W swojej książce konsekwentnie przedstawia on tezę, która może zadziwiać. W końcu do przedstawicieli rodu Borgiów i Medyceuszy, zasiadających na tronie Piotrowym w XV i XVI wieku, przylgnęła etykieta ostentacyjnych hedonistów, opływających w luksusie i czerpiących z ziemskiego życia pełnymi garściami. W opinii wielu to za ich rządów ze szczególną swobodą w urzędach kurialnych panoszyły się wszechobecne symonia i nepotyzm, które miały za zadanie zapełnić często pusty papieski skarbiec. Wbrew temu, co zazwyczaj głoszą historycy tych czasów oraz fani serialu Rodzina Borgiów, Heers uważa, że podejmowane przez papieży decyzje pomogły w rozwoju sztuki i literatury, przyczyniając się do powstania prądu zwanego humanizmem.
Zobacz też:
Autor stara się pokazać, jak ówczesne sposoby utrzymania całej armii urzędników nie różniły się od tych wykorzystywanych współcześnie. Już we wstępie pisze:
Można więc ograniczyć się do stwierdzenia, że każdy system dopuszcza się nadużyć, niesprawiedliwości [...] Papieże wydawali majątek na swe dwory, pałace i fety, czynili to zaś, aby umocnić swą pozycję i stworzyć wizerunek władzy papieskiej zgodny z oczekiwaniami mieszkańców Rzymu, a nawet gości. Dzięki tym ogromnym wydatkom coś nam po sobie zostawili.
Na koniec przedmowy zadaje pytanie: Czy można powiedzieć to samo o naszych „nowoczesnych” państwach, których codzienne funkcjonowanie kosztuje majątek? (s. 7–8). A odpowiedź, jakiej udziela na kartach książki, dąży do udowodnienia tezy, że nasz obraz dworu papieskiego czasów późnego średniowiecza i początków epoki nowożytnej jest zbyt demoniczny i świadczy raczej o poszukiwaniu taniej sensacji, niż o faktycznej znajomości realiów tego okresu.
Czy to mu się udaje? To już podlega indywidualnym ocenom. Należy docenić starania o zupełnie odmienne naświetlenie tego czasu w porównaniu do znanych już nam wersji. Heers stara się nie oceniać podejmowanych decyzji z pozycji obecnie znanych nam faktów i ich konsekwencji. Stara się zrozumieć podjęte kroki, próbuje wniknąć w mentalność ludzi tego okresu. Pomimo dużej ilości przytaczanych wydarzeń, zjawisk i nazwisk praca francuskiego naukowca napisana została wartkim językiem, który powoduje, że z przyjemnością można przypatrywać się działalności papieskiego dworu.

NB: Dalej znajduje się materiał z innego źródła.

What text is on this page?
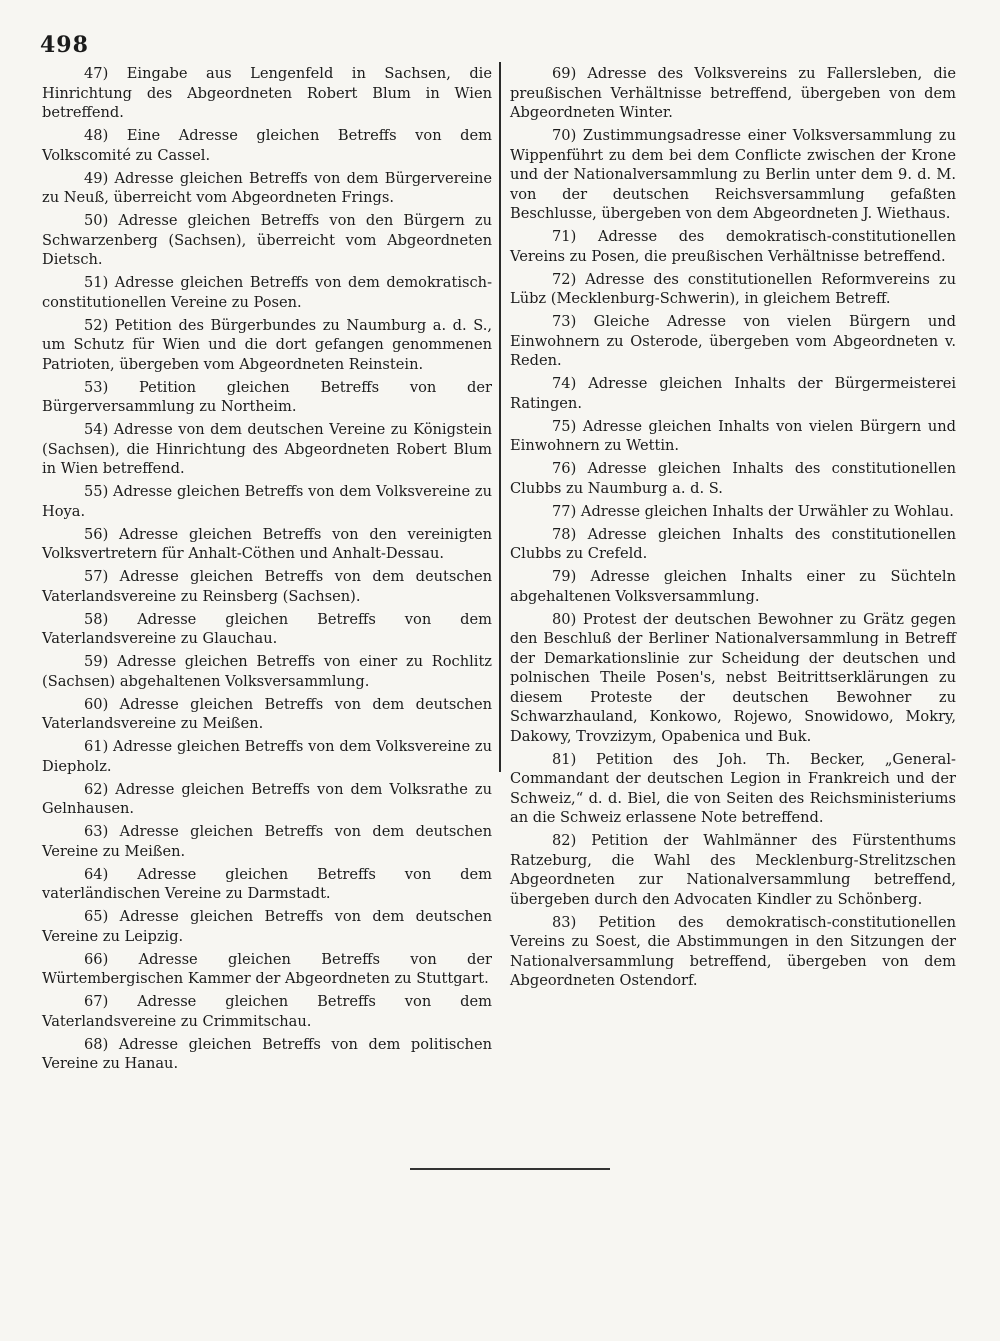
498

47) Eingabe aus Lengenfeld in Sachsen, die Hinrichtung des Abgeordneten Robert Blum in Wien betreffend.

48) Eine Adresse gleichen Betreffs von dem Volkscomité zu Cassel.

49) Adresse gleichen Betreffs von dem Bürgervereine zu Neuß, überreicht vom Abgeordneten Frings.

50) Adresse gleichen Betreffs von den Bürgern zu Schwarzenberg (Sachsen), überreicht vom Abgeordneten Dietsch.

51) Adresse gleichen Betreffs von dem demokratisch-constitutionellen Vereine zu Posen.

52) Petition des Bürgerbundes zu Naumburg a. d. S., um Schutz für Wien und die dort gefangen genommenen Patrioten, übergeben vom Abgeordneten Reinstein.

53) Petition gleichen Betreffs von der Bürgerversammlung zu Northeim.

54) Adresse von dem deutschen Vereine zu Königstein (Sachsen), die Hinrichtung des Abgeordneten Robert Blum in Wien betreffend.

55) Adresse gleichen Betreffs von dem Volksvereine zu Hoya.

56) Adresse gleichen Betreffs von den vereinigten Volksvertretern für Anhalt-Cöthen und Anhalt-Dessau.

57) Adresse gleichen Betreffs von dem deutschen Vaterlandsvereine zu Reinsberg (Sachsen).

58) Adresse gleichen Betreffs von dem Vaterlandsvereine zu Glauchau.

59) Adresse gleichen Betreffs von einer zu Rochlitz (Sachsen) abgehaltenen Volksversammlung.

60) Adresse gleichen Betreffs von dem deutschen Vaterlandsvereine zu Meißen.

61) Adresse gleichen Betreffs von dem Volksvereine zu Diepholz.

62) Adresse gleichen Betreffs von dem Volksrathe zu Gelnhausen.

63) Adresse gleichen Betreffs von dem deutschen Vereine zu Meißen.

64) Adresse gleichen Betreffs von dem vaterländischen Vereine zu Darmstadt.

65) Adresse gleichen Betreffs von dem deutschen Vereine zu Leipzig.

66) Adresse gleichen Betreffs von der Würtembergischen Kammer der Abgeordneten zu Stuttgart.

67) Adresse gleichen Betreffs von dem Vaterlandsvereine zu Crimmitschau.

68) Adresse gleichen Betreffs von dem politischen Vereine zu Hanau.

69) Adresse des Volksvereins zu Fallersleben, die preußischen Verhältnisse betreffend, übergeben von dem Abgeordneten Winter.

70) Zustimmungsadresse einer Volksversammlung zu Wippenführt zu dem bei dem Conflicte zwischen der Krone und der Nationalversammlung zu Berlin unter dem 9. d. M. von der deutschen Reichsversammlung gefaßten Beschlusse, übergeben von dem Abgeordneten J. Wiethaus.

71) Adresse des demokratisch-constitutionellen Vereins zu Posen, die preußischen Verhältnisse betreffend.

72) Adresse des constitutionellen Reformvereins zu Lübz (Mecklenburg-Schwerin), in gleichem Betreff.

73) Gleiche Adresse von vielen Bürgern und Einwohnern zu Osterode, übergeben vom Abgeordneten v. Reden.

74) Adresse gleichen Inhalts der Bürgermeisterei Ratingen.

75) Adresse gleichen Inhalts von vielen Bürgern und Einwohnern zu Wettin.

76) Adresse gleichen Inhalts des constitutionellen Clubbs zu Naumburg a. d. S.

77) Adresse gleichen Inhalts der Urwähler zu Wohlau.

78) Adresse gleichen Inhalts des constitutionellen Clubbs zu Crefeld.

79) Adresse gleichen Inhalts einer zu Süchteln abgehaltenen Volksversammlung.

80) Protest der deutschen Bewohner zu Grätz gegen den Beschluß der Berliner Nationalversammlung in Betreff der Demarkationslinie zur Scheidung der deutschen und polnischen Theile Posen's, nebst Beitrittserklärungen zu diesem Proteste der deutschen Bewohner zu Schwarzhauland, Konkowo, Rojewo, Snowidowo, Mokry, Dakowy, Trovzizym, Opabenica und Buk.

81) Petition des Joh. Th. Becker, „General-Commandant der deutschen Legion in Frankreich und der Schweiz,“ d. d. Biel, die von Seiten des Reichsministeriums an die Schweiz erlassene Note betreffend.

82) Petition der Wahlmänner des Fürstenthums Ratzeburg, die Wahl des Mecklenburg-Strelitzschen Abgeordneten zur Nationalversammlung betreffend, übergeben durch den Advocaten Kindler zu Schönberg.

83) Petition des demokratisch-constitutionellen Vereins zu Soest, die Abstimmungen in den Sitzungen der Nationalversammlung betreffend, übergeben von dem Abgeordneten Ostendorf.
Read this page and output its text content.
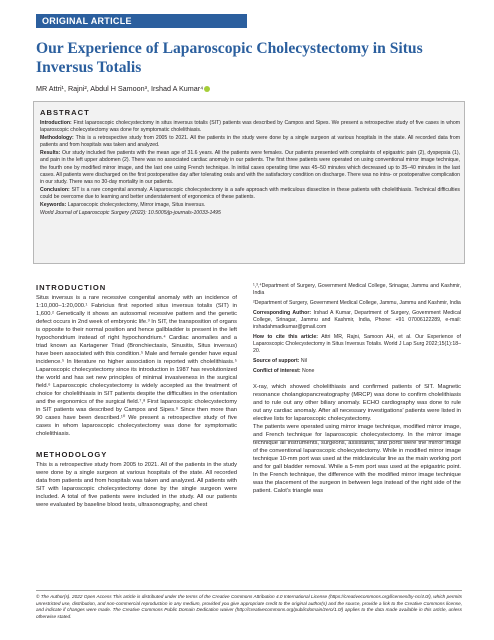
ORIGINAL ARTICLE
Our Experience of Laparoscopic Cholecystectomy in Situs Inversus Totalis
MR Attri¹, Rajni², Abdul H Samoon³, Irshad A Kumar⁴
ABSTRACT

Introduction: First laparoscopic cholecystectomy in situs inversus totalis (SIT) patients was described by Campos and Sipes. We present a retrospective study of five cases in whom laparoscopic cholecystectomy was done for symptomatic cholelithiasis.

Methodology: This is a retrospective study from 2005 to 2021. All the patients in the study were done by a single surgeon at various hospitals in the state. All recorded data from patients and from hospitals was taken and analyzed.

Results: Our study included five patients with the mean age of 31.6 years. All the patients were females. Our patients presented with complaints of epigastric pain (2), dyspepsia (1), and pain in the left upper abdomen (2). There was no associated cardiac anomaly in our patients. The first three patients were operated on using conventional mirror image technique, the fourth one by modified mirror image, and the last one using French technique. In initial cases operating time was 45–50 minutes which decreased up to 35–40 minutes in the last cases. All patients were discharged on the first postoperative day after tolerating orals and with the satisfactory condition on discharge. There was no intra- or postoperative complication in our study. There was no 30-day mortality in our patients.

Conclusion: SIT is a rare congenital anomaly. A laparoscopic cholecystectomy is a safe approach with meticulous dissection in these patients with cholelithiasis. Technical difficulties could be overcome due to learning and better understatement of ergonomics of these patients.

Keywords: Laparoscopic cholecystectomy, Mirror image, Situs inversus.

World Journal of Laparoscopic Surgery (2022): 10.5005/jp-journals-10033-1495

INTRODUCTION

Situs inversus is a rare recessive congenital anomaly with an incidence of 1:10,000–1:20,000.¹ Fabricius first reported situs inversus totalis (SIT) in 1,600.² Genetically it shows an autosomal recessive pattern and the genetic defect occurs in 2nd week of embryonic life.³ In SIT, the transposition of organs is opposite to their normal position and hence gallbladder is present in the left hypochondrium instead of right hypochondrium.⁴ Cardiac anomalies and a triad known as Kartagener Triad (Bronchiectasis, Sinusitis, Situs inversus) have been associated with this condition.⁵ Male and female gender have equal incidence.⁵ In literature no higher association is reported with cholelithiasis.⁵ Laparoscopic cholecystectomy since its introduction in 1987 has revolutionized the world and has set new principles of minimal invasiveness in the surgical field.⁶ Laparoscopic cholecystectomy is widely accepted as the treatment of choice for cholelithiasis in SIT patients despite the difficulties in the orientation and the ergonomics of the surgical field.⁷,⁸ First laparoscopic cholecystectomy in SIT patients was described by Campos and Sipes.⁹ Since then more than 90 cases have been described.¹⁰ We present a retrospective study of five cases in whom laparoscopic cholecystectomy was done for symptomatic cholelithiasis.

METHODOLOGY

This is a retrospective study from 2005 to 2021. All of the patients in the study were done by a single surgeon at various hospitals of the state. All recorded data from patients and from hospitals was taken and analyzed. All patients with SIT with laparoscopic cholecystectomy done by the single surgeon were included. A total of five patients were included in the study. All our patients were evaluated by baseline blood tests, ultrasonography, and chest

¹,³,⁴Department of Surgery, Government Medical College, Srinagar, Jammu and Kashmir, India

²Department of Surgery, Government Medical College, Jammu, Jammu and Kashmir, India

Corresponding Author: Irshad A Kumar, Department of Surgery, Government Medical College, Srinagar, Jammu and Kashmir, India, Phone: +91 07006122289, e-mail: irshadahmadkumar@gmail.com

How to cite this article: Attri MR, Rajni, Samoon AH, et al. Our Experience of Laparoscopic Cholecystectomy in Situs Inversus Totalis. World J Lap Surg 2022;15(1):18–20.

Source of support: Nil

Conflict of interest: None

X-ray, which showed cholelithiasis and confirmed patients of SIT. Magnetic resonance cholangiopancreatography (MRCP) was done to confirm cholelithiasis and to rule out any other biliary anomaly. ECHO cardiography was done to rule out any cardiac anomaly. After all necessary investigations' patients were listed in elective lists for laparoscopic cholecystectomy.

The patients were operated using mirror image technique, modified mirror image, and French technique for laparoscopic cholecystectomy. In the mirror image technique all instruments, surgeons, assistants, and ports were the mirror image of the conventional laparoscopic cholecystectomy. While in modified mirror image technique 10-mm port was used at the midclavicular line as the main working port and for gall bladder removal. While a 5-mm port was used at the epigastric point. In the French technique, the difference with the modified mirror image technique was the placement of the surgeon in between legs instead of the right side of the patient. Calot's triangle was

© The Author(s). 2022 Open Access This article is distributed under the terms of the Creative Commons Attribution 4.0 International License (https://creativecommons.org/licenses/by-nc/4.0/), which permits unrestricted use, distribution, and non-commercial reproduction in any medium, provided you give appropriate credit to the original author(s) and the source, provide a link to the Creative Commons license, and indicate if changes were made. The Creative Commons Public Domain Dedication waiver (http://creativecommons.org/publicdomain/zero/1.0/) applies to the data made available in this article, unless otherwise stated.
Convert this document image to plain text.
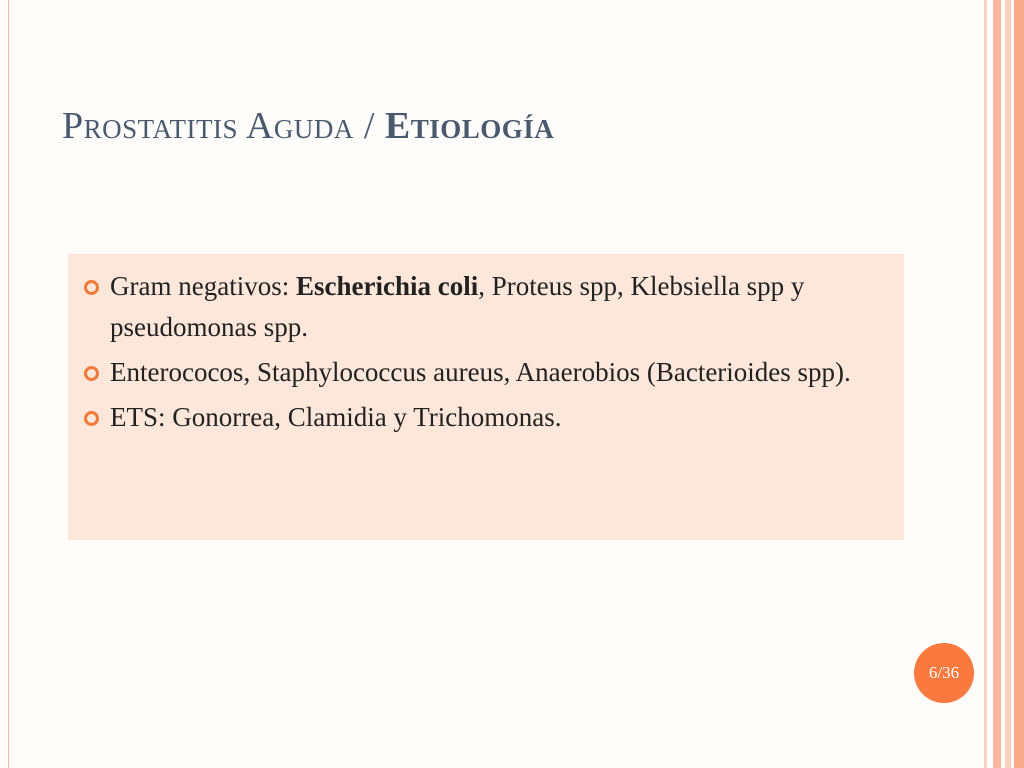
Prostatitis Aguda / Etiología
Gram negativos: Escherichia coli, Proteus spp, Klebsiella spp y pseudomonas spp.
Enterococos, Staphylococcus aureus, Anaerobios (Bacterioides spp).
ETS: Gonorrea, Clamidia y Trichomonas.
6/36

Cennym dodatkiem, od którego nie wiadomo dlaczego wydawnictwa uciekają, jest zamieszczenie drzewa genealogicznego obu dynastii, dzięki czemu łatwiej odnaleźć się w gąszczu powiązań rodzinnych. Oprócz tego w książce znajduje się plan XV-wiecznego Rzymu, który pomaga „przebrnąć” przez uliczki Wiecznego Miasta, aby z bliska przyjrzeć się toczącemu się na nich życiu.
Dwór papieski w czasach Borgiów i Medyceuszy na pewno nie ukaże nam całości wszystkich wydarzeń, procesów i skutków rządów obu dynastii w Rzymie, a co za tym idzie, we wszystkich państwach chrześcijańskich Europy Zachodniej. Jednak praca Heersa jest ciekawym i godnym polecenia przykładem tego, że każde dzieje można odczytywać na nowo, oczyszczając je z kurzu zebranych stereotypów i powtarzających się sloganów.